Within the European Community, there have been many important developments, including notably the Single European Act, which provides clear authority for the Community to act on environmental and natural-resources issues. The Community has already issued many directives and regulations designed to control pollution and protect the environment. A new European Environment Agency and European Environment Information and Observation Network are being established.

Bilateral agreements have also proliferated during this period. There are important examples within North America. The United States has signed bilateral agreements on the transport of hazardous wastes with Canada and Mexico. A recent air-pollution agreement between the United States and Mexico addresses urban air pollution problems in Mexico City. In Latin America, Brazil and Argentina concluded an agreement (contemporaneous with the two IAEA agreements) that provides for consultation in case of nuclear accidents in either country.

Many of these agreements were thought to be impossible 10 years ago; some were thought impossible as briefly as 2 years before they were concluded. The provisions in the new agreements are generally more stringent than in the previous ones; the range of subject matter is broader; and the provisions for implementation and review are more sophisticated.

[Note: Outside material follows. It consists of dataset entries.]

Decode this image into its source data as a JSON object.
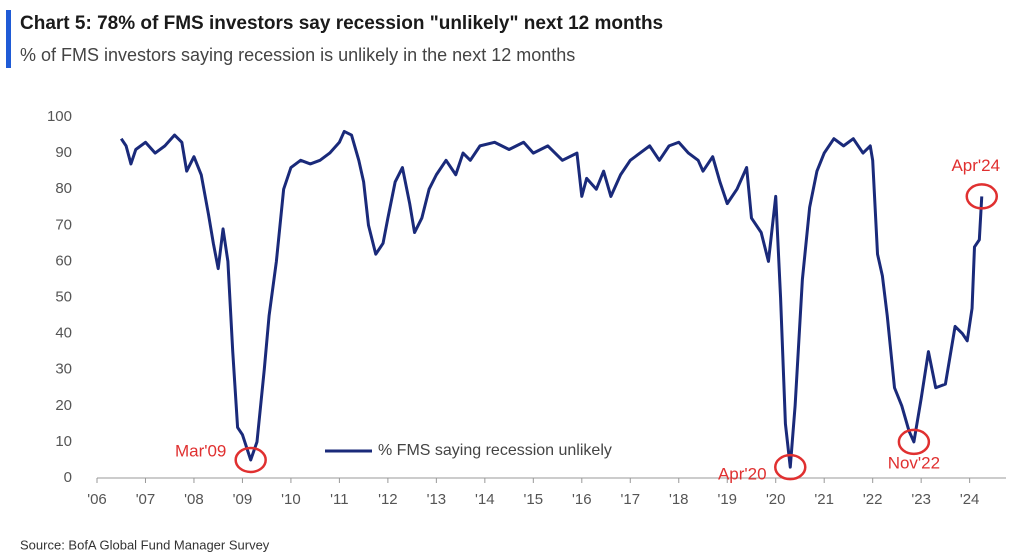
{
  "chart_data": {
    "type": "line",
    "title": "Chart 5: 78% of FMS investors say recession \"unlikely\" next 12 months",
    "subtitle": "% of FMS investors saying recession is unlikely in the next 12 months",
    "source": "Source: BofA Global Fund Manager Survey",
    "series": [
      {
        "name": "% FMS saying recession unlikely",
        "color": "#1a2a7a",
        "x": [
          2006.5,
          2006.6,
          2006.7,
          2006.8,
          2007.0,
          2007.2,
          2007.4,
          2007.6,
          2007.75,
          2007.85,
          2008.0,
          2008.15,
          2008.3,
          2008.4,
          2008.5,
          2008.6,
          2008.7,
          2008.8,
          2008.9,
          2009.0,
          2009.17,
          2009.3,
          2009.45,
          2009.55,
          2009.7,
          2009.85,
          2010.0,
          2010.2,
          2010.4,
          2010.6,
          2010.8,
          2011.0,
          2011.1,
          2011.25,
          2011.4,
          2011.5,
          2011.6,
          2011.75,
          2011.9,
          2012.0,
          2012.15,
          2012.3,
          2012.45,
          2012.55,
          2012.7,
          2012.85,
          2013.0,
          2013.2,
          2013.4,
          2013.55,
          2013.7,
          2013.9,
          2014.2,
          2014.5,
          2014.8,
          2015.0,
          2015.3,
          2015.6,
          2015.9,
          2016.0,
          2016.1,
          2016.3,
          2016.45,
          2016.6,
          2016.8,
          2017.0,
          2017.2,
          2017.4,
          2017.6,
          2017.8,
          2018.0,
          2018.2,
          2018.4,
          2018.5,
          2018.7,
          2018.85,
          2019.0,
          2019.2,
          2019.4,
          2019.5,
          2019.7,
          2019.85,
          2020.0,
          2020.1,
          2020.2,
          2020.3,
          2020.4,
          2020.55,
          2020.7,
          2020.85,
          2021.0,
          2021.2,
          2021.4,
          2021.6,
          2021.8,
          2021.95,
          2022.0,
          2022.1,
          2022.2,
          2022.3,
          2022.45,
          2022.6,
          2022.75,
          2022.85,
          2023.0,
          2023.15,
          2023.3,
          2023.5,
          2023.7,
          2023.85,
          2023.95,
          2024.05,
          2024.1,
          2024.2,
          2024.25
        ],
        "values": [
          94,
          92,
          87,
          91,
          93,
          90,
          92,
          95,
          93,
          85,
          89,
          84,
          73,
          65,
          58,
          69,
          60,
          35,
          14,
          12,
          5,
          10,
          30,
          45,
          60,
          80,
          86,
          88,
          87,
          88,
          90,
          93,
          96,
          95,
          88,
          82,
          70,
          62,
          65,
          72,
          82,
          86,
          76,
          68,
          72,
          80,
          84,
          88,
          84,
          90,
          88,
          92,
          93,
          91,
          93,
          90,
          92,
          88,
          90,
          78,
          83,
          80,
          85,
          78,
          84,
          88,
          90,
          92,
          88,
          92,
          93,
          90,
          88,
          85,
          89,
          82,
          76,
          80,
          86,
          72,
          68,
          60,
          78,
          50,
          15,
          3,
          20,
          55,
          75,
          85,
          90,
          94,
          92,
          94,
          90,
          92,
          88,
          62,
          56,
          45,
          25,
          20,
          13,
          10,
          22,
          35,
          25,
          26,
          42,
          40,
          38,
          47,
          64,
          66,
          78
        ]
      }
    ],
    "annotations": [
      {
        "text": "Mar'09",
        "x": 2009.17,
        "y": 5
      },
      {
        "text": "Apr'20",
        "x": 2020.3,
        "y": 3
      },
      {
        "text": "Nov'22",
        "x": 2022.85,
        "y": 10
      },
      {
        "text": "Apr'24",
        "x": 2024.25,
        "y": 78
      }
    ],
    "annotation_color": "#e03030",
    "xlim": [
      2006,
      2024.75
    ],
    "xticks": [
      {
        "value": 2006,
        "label": "'06"
      },
      {
        "value": 2007,
        "label": "'07"
      },
      {
        "value": 2008,
        "label": "'08"
      },
      {
        "value": 2009,
        "label": "'09"
      },
      {
        "value": 2010,
        "label": "'10"
      },
      {
        "value": 2011,
        "label": "'11"
      },
      {
        "value": 2012,
        "label": "'12"
      },
      {
        "value": 2013,
        "label": "'13"
      },
      {
        "value": 2014,
        "label": "'14"
      },
      {
        "value": 2015,
        "label": "'15"
      },
      {
        "value": 2016,
        "label": "'16"
      },
      {
        "value": 2017,
        "label": "'17"
      },
      {
        "value": 2018,
        "label": "'18"
      },
      {
        "value": 2019,
        "label": "'19"
      },
      {
        "value": 2020,
        "label": "'20"
      },
      {
        "value": 2021,
        "label": "'21"
      },
      {
        "value": 2022,
        "label": "'22"
      },
      {
        "value": 2023,
        "label": "'23"
      },
      {
        "value": 2024,
        "label": "'24"
      }
    ],
    "ylim": [
      0,
      100
    ],
    "yticks": [
      0,
      10,
      20,
      30,
      40,
      50,
      60,
      70,
      80,
      90,
      100
    ]
  }
}
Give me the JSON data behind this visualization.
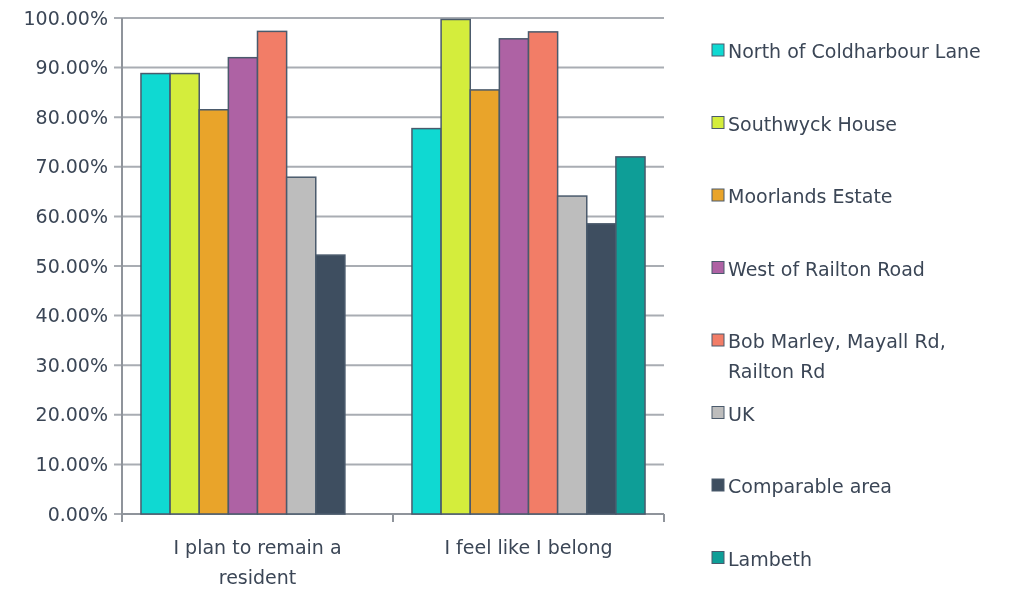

One encouraging observation from this experience is that the learning curve demonstrated in international environmental law is unexpectedly steep. This should give us hope that the international community may be able, with at least some success, to confront the immense challenges posed by global environmental change.

Given the astonishing developments of the past 20 years, what then awaits us in the future?

In the next decade more international agreements and other legal instruments will be concluded. The rate of negotiating these instruments shows no sign of abating. Countries have just reached agreement on a framework convention on climate change, forest principles, and an agreement on biological diversity. As this book goes to press, negotiations continue on several agreements: an agreement on the marine transport of hazardous and noxious substances, and a liability protocol to the Basel Convention on Transboundary Movements of Hazardous Wastes.

At the same time, however, a countervailing theme is emerging-one that says it is time to slow the rate of negotiating international agreements. Some countries, especially the developing ones, are becoming overtaxed by the resources needed to engage in negotiations and to implement effectively the agreements already concluded. This may mean that a "go slow" light will appear and caution against continuing the rapid pace of concluding new international agreements. In turn this may presage greater reliance on international legal instruments that are not formal conventions, or what some jurists call "soft law."

The new international conventions are likely to continue to be ever more demanding in terms of the actions they ask of countries. Frequently this may take the form of a framework convention, followed by protocols that provide for detailed obligations. This is the form of the recent Antarctic Environment Protocol (with four annexes), the Vienna Ozone Layer Convention (with the Montreal Protocol), and the regional-seas conventions.

Further, there is likely to be increased emphasis on monitoring compliance with the conventions and on providing means to facilitate implementation and compliance. The role of non-governmental organizations in the negotiation and implementation of agreements has grown and will likely continue to grow.

Finally, we will likely see new attention to the trade implications of the agreements that are negotiated and to addressing issues of consistency between environmental and trade regimes.